間もなく安住さんが入場し、選対本部長の青山久栄連合後援会長が「おかげさまで当確が出た。感謝の念でいっぱい」と述べた。斎藤正美石巻市長は「東日本大震災時の実績が認められた。復興の完遂、新型コロナの収束、経済を立て直すため、二人三脚で取り組む」と語った。
万歳三唱の後、花束を贈られた安住さんは「大変厳しい選挙だった。震災から10年がたった。まだまだやらなければならないことがたくさんあり、身につまされたこともあった。在職26年目になるが、新たな気持ちで頑張る」と力を込めた。

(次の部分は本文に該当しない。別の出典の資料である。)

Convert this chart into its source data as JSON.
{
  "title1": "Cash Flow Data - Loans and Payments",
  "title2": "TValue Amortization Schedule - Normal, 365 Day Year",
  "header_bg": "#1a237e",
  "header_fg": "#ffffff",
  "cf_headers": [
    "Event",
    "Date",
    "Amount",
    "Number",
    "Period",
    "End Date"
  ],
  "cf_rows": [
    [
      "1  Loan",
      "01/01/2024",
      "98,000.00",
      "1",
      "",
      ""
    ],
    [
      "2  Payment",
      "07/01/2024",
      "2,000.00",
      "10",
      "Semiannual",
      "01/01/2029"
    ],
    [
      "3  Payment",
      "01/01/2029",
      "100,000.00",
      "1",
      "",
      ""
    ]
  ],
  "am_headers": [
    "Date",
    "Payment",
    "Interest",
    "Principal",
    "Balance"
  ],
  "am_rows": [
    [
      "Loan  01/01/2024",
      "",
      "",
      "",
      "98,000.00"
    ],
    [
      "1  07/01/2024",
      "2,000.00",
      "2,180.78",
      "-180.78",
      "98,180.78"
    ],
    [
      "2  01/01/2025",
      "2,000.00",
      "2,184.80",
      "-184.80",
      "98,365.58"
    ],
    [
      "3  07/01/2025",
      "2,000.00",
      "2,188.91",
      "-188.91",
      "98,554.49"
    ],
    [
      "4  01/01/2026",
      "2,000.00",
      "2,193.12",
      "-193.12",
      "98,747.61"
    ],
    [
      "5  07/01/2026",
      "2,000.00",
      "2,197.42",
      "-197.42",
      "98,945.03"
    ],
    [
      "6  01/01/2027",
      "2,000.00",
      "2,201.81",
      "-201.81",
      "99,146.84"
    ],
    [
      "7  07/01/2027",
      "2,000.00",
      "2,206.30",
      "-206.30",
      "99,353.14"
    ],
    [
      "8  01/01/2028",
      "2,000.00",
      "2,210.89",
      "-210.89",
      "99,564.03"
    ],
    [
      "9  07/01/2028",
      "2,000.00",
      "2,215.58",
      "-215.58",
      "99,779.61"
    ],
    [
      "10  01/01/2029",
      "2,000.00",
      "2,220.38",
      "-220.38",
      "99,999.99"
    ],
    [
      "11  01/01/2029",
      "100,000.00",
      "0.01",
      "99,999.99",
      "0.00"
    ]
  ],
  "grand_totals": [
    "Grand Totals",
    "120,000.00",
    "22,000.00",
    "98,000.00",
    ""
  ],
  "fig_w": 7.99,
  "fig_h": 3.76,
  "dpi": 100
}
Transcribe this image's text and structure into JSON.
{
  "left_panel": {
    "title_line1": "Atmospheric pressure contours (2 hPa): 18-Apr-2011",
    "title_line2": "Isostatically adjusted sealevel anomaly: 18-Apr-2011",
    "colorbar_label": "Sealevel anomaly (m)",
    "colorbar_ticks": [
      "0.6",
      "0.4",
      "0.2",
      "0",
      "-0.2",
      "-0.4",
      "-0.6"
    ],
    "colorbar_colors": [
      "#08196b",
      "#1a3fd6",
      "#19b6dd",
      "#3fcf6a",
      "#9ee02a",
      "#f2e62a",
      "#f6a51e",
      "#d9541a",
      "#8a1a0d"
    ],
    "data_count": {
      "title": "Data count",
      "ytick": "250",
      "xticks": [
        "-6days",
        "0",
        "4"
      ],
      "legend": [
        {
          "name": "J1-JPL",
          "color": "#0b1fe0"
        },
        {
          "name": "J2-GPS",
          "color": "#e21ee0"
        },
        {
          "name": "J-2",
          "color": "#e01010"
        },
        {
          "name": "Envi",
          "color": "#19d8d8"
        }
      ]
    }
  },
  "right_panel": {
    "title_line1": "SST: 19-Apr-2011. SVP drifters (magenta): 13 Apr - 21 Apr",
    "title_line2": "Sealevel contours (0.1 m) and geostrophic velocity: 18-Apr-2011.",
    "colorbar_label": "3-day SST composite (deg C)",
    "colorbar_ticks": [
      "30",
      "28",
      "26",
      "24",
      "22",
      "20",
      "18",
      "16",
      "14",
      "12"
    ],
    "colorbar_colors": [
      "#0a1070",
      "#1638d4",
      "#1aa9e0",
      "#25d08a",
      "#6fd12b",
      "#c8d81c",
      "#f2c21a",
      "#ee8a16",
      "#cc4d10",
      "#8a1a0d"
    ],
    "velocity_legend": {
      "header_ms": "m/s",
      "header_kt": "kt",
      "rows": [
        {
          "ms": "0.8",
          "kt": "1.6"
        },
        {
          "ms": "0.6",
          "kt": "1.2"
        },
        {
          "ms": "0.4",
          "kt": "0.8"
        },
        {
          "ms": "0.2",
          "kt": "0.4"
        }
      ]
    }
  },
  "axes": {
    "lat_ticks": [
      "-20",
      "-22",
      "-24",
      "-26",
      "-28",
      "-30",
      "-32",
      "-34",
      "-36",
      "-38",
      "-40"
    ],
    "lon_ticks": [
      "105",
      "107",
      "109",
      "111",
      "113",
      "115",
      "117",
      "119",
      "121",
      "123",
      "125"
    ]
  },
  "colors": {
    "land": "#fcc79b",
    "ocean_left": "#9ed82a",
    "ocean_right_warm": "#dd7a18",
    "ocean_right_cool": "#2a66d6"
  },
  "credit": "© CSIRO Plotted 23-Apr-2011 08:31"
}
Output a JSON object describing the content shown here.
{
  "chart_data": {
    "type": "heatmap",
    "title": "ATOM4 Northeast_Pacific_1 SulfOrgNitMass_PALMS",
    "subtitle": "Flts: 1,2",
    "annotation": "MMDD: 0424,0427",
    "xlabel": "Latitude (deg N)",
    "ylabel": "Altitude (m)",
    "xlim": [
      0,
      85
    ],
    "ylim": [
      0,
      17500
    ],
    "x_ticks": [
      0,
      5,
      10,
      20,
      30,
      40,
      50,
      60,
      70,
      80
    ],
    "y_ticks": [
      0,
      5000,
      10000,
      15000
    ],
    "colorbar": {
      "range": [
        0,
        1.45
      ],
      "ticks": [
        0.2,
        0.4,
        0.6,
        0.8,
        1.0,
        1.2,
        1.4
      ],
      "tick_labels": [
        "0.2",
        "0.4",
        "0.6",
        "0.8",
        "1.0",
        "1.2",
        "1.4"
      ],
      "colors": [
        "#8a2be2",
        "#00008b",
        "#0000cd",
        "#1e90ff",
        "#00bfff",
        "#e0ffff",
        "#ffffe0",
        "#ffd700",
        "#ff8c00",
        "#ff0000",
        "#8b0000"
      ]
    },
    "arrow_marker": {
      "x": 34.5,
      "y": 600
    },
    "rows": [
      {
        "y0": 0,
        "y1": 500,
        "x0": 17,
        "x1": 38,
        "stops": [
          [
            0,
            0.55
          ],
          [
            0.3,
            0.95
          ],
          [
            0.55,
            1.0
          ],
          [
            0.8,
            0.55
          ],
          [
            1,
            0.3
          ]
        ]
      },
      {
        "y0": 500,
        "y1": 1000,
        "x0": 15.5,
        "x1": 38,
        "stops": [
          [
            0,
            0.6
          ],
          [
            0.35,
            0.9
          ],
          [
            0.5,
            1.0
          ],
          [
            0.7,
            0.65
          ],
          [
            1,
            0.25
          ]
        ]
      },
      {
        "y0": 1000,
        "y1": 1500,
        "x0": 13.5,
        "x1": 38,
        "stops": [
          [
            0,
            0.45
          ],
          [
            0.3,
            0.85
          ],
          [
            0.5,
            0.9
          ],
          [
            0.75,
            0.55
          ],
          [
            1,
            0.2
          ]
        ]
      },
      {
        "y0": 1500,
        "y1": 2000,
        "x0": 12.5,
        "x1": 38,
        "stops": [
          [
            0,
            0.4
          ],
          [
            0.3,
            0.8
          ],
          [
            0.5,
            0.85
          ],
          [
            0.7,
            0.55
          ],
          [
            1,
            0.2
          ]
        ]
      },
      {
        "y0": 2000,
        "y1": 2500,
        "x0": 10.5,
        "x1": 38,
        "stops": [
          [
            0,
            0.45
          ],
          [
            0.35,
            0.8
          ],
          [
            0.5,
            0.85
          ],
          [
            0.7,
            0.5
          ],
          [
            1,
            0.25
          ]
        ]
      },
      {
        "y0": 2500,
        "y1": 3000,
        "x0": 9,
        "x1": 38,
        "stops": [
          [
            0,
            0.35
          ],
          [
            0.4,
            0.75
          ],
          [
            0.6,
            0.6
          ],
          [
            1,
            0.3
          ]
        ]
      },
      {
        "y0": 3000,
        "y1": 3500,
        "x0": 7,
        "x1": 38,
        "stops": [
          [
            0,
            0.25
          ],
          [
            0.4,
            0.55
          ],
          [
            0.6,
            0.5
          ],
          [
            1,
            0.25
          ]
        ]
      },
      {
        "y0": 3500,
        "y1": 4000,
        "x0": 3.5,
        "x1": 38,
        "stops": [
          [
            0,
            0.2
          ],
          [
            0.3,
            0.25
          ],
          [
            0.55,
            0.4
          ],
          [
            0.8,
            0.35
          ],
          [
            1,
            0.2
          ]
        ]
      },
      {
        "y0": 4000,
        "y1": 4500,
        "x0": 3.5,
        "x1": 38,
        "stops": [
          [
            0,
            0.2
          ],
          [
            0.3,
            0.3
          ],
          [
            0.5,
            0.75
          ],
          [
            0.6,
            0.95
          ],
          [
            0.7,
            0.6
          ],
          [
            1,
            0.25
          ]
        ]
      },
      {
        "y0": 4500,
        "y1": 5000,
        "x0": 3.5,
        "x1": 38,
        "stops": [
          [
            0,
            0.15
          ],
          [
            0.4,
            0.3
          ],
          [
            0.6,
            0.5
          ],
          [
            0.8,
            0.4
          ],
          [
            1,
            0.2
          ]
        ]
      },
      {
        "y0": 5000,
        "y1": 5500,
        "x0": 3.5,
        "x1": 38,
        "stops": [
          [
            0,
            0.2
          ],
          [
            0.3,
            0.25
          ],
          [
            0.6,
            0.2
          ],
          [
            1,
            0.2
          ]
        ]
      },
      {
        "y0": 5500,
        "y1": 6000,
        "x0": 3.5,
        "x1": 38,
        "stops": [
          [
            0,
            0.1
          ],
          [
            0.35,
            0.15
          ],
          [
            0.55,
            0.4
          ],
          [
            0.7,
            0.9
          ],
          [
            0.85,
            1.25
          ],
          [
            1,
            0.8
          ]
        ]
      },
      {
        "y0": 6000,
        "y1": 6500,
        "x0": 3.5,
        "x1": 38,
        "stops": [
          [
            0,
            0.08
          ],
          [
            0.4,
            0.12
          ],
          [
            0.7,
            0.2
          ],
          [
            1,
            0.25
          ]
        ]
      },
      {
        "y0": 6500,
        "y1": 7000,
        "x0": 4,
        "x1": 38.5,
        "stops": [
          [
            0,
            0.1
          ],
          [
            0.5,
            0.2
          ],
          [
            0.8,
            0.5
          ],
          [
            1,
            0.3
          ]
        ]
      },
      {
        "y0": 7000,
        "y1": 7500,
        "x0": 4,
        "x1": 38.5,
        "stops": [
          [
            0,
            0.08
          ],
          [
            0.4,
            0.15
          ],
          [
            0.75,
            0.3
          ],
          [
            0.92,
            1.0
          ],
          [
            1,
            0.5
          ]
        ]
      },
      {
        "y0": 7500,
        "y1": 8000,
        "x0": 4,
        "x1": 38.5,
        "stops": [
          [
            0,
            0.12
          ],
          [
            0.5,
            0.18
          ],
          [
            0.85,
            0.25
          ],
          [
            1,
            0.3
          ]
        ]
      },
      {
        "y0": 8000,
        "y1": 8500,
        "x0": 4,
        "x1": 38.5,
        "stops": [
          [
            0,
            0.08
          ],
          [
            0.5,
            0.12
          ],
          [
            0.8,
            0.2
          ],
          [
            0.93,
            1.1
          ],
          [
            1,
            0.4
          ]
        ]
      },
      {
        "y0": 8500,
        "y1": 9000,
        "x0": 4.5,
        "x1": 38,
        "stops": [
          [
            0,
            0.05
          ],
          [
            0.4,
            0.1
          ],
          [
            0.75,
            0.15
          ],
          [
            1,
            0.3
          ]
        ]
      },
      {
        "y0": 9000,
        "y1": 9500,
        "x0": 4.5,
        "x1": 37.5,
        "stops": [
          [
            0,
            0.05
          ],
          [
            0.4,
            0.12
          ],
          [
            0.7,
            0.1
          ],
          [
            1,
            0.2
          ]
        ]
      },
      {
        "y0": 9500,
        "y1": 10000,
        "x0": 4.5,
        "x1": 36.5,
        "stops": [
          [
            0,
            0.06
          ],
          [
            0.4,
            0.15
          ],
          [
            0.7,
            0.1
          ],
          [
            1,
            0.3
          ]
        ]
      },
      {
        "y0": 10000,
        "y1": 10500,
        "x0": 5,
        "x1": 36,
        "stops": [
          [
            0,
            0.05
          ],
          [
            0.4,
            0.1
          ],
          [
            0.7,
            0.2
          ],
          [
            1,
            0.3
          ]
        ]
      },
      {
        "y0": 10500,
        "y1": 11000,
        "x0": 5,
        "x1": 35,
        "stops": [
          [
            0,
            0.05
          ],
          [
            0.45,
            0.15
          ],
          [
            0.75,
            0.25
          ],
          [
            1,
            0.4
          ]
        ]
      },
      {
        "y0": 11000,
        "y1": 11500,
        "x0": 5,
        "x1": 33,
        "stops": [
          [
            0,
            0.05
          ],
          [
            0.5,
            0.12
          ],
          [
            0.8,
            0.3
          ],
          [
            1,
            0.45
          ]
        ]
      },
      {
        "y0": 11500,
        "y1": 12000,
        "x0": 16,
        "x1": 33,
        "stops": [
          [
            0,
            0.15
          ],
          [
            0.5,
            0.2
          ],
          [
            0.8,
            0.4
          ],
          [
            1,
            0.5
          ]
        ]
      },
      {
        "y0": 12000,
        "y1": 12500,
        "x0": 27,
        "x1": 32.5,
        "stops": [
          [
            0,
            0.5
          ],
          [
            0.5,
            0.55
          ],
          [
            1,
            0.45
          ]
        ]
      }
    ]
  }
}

報道陣の質問に答え、9選後、まず取り組むことについて、「第6波」に伴う医療崩壊を防ぐため、十分な備えと自治体に財政措置をすると強調した。
●活動半年 森下さん「私の力不足」
森下さんは、比例東北での復活当選も困難と判明した1日午前3時50分ごろ、石巻市中里6丁目の事務所で支持者らにあいさつ。吹っ切れた表情で「半年という活動だったが6万票取れたことを誇りに思う」と選挙戦を振り返った。
小選挙区で敗れた際は「私の力不足」と目を潤ませた。それでも、最後は関係者と笑顔でグータッチをし、労をねぎらった。
これまで、1600回を超えるつじ立ちなどで支持を呼び掛けてきたが、対立候補の壁は高かった。今後については「まだ決めていないが、これからも皆さんと頑張っていきたい」と話した。